O conto contrapõe a hipocrisia e a crueldade dos adultos, forçando uma diferenciação entre as pessoas, e a inocência das crianças menores, as duas caçulas que, mesmo sendo diferentes, são, em essência, duas crianças querendo brincar. E isso de ser criança e querer interagir, fala mais alto que qualquer imposição sem sentido. Mas a denúncia social é sutilmente construída na narrativa. A violência e a crueldade da expulsão das crianças do quintal contrasta com a sensibilidade das duas meninas pobres, sentadas à beira da estrada, rememorando a beleza do brinquedo que acabaram de ver clandestinamente. 
Desde a primeira vez que eu li esse conto eu fico intrigada com o pronome possessivo para designar Else. Porque o narrador a chama de “nossa” Else? Será que tem um outro conto da Mansfield em que Else se torna criada dessas personagens, ou convive com elas de outra forma? Pra vocês, o que significa esse “nossa”? Deixem a opinião de vocês nos comentários.

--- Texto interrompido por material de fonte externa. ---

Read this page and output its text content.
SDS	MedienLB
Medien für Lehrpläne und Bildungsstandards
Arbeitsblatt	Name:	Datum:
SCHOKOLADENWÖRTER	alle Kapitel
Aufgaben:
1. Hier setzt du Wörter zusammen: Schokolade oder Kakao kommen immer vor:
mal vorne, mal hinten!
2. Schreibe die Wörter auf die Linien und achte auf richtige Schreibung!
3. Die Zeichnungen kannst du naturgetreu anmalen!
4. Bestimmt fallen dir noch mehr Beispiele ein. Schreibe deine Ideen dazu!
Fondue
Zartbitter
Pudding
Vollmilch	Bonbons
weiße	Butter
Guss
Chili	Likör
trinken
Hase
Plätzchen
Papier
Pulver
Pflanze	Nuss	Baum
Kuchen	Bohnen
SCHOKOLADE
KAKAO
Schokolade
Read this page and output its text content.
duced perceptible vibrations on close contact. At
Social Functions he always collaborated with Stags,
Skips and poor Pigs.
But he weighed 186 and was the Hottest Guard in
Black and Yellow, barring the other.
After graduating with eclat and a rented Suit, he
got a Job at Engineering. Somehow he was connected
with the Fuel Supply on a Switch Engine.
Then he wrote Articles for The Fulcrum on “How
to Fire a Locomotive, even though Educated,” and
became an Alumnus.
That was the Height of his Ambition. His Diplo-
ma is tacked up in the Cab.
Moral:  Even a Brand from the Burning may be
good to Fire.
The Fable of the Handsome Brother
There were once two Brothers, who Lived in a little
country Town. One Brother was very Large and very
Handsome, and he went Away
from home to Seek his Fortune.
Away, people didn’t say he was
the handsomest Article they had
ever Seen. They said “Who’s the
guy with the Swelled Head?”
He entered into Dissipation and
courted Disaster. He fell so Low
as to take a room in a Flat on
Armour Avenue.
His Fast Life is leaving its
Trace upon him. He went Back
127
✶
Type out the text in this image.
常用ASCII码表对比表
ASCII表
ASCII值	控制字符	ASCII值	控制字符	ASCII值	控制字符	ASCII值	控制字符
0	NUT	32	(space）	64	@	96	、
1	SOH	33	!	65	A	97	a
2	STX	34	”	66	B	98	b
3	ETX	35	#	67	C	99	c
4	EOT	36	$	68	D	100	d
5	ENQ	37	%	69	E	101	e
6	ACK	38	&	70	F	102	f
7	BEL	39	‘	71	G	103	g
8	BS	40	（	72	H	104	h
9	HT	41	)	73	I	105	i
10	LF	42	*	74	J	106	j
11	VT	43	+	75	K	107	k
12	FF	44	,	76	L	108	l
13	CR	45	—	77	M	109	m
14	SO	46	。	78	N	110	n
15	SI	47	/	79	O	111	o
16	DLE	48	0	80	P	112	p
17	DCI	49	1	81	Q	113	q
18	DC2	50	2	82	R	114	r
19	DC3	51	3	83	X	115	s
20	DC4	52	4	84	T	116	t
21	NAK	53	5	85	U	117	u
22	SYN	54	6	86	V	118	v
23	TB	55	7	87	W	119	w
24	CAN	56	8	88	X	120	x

A história termina com o silêncio das excluídas sentadas na estrada, olhando para além dos campos. E mais uma vez há um contraste entre os gritos da tia que as expulsou do quintal, a voz esganiçada das garotas da escola quando humilham as duas, e o silêncio de quem não têm mais nada pra se defender. O autoritarismo é exercido pela imposição do silêncio nessa história. Isabel, a irmã mais velha, é autoritária e determina que é ela que vai contar da casa de bonecas no colégio. As outras duas irmãs respondem com silêncio. As filhas da lavadeira são proibidas de falar com as outras crianças, por serem pobres. São punidas, portanto, com o silêncio. Mas se fazem ouvintes, porque isso ninguém poderia impedir. Por outro lado, o silêncio guarda algo de sagrado. No início do conto, o silêncio é associado a Deus quando passeia com um anjo.
Hoje eu li o conto “A casa de boneca”, de Katherine Mansfield, com autorização da tradutora Denise Bottmann e publicado pela L&PM Pocket. Espero que vocês tenham gostado e queiram descobrir mais sobre essa escritora. 
	Cuidem-se, usem máscara, fiquem bem e até o próximo episódio do Literatura Oral.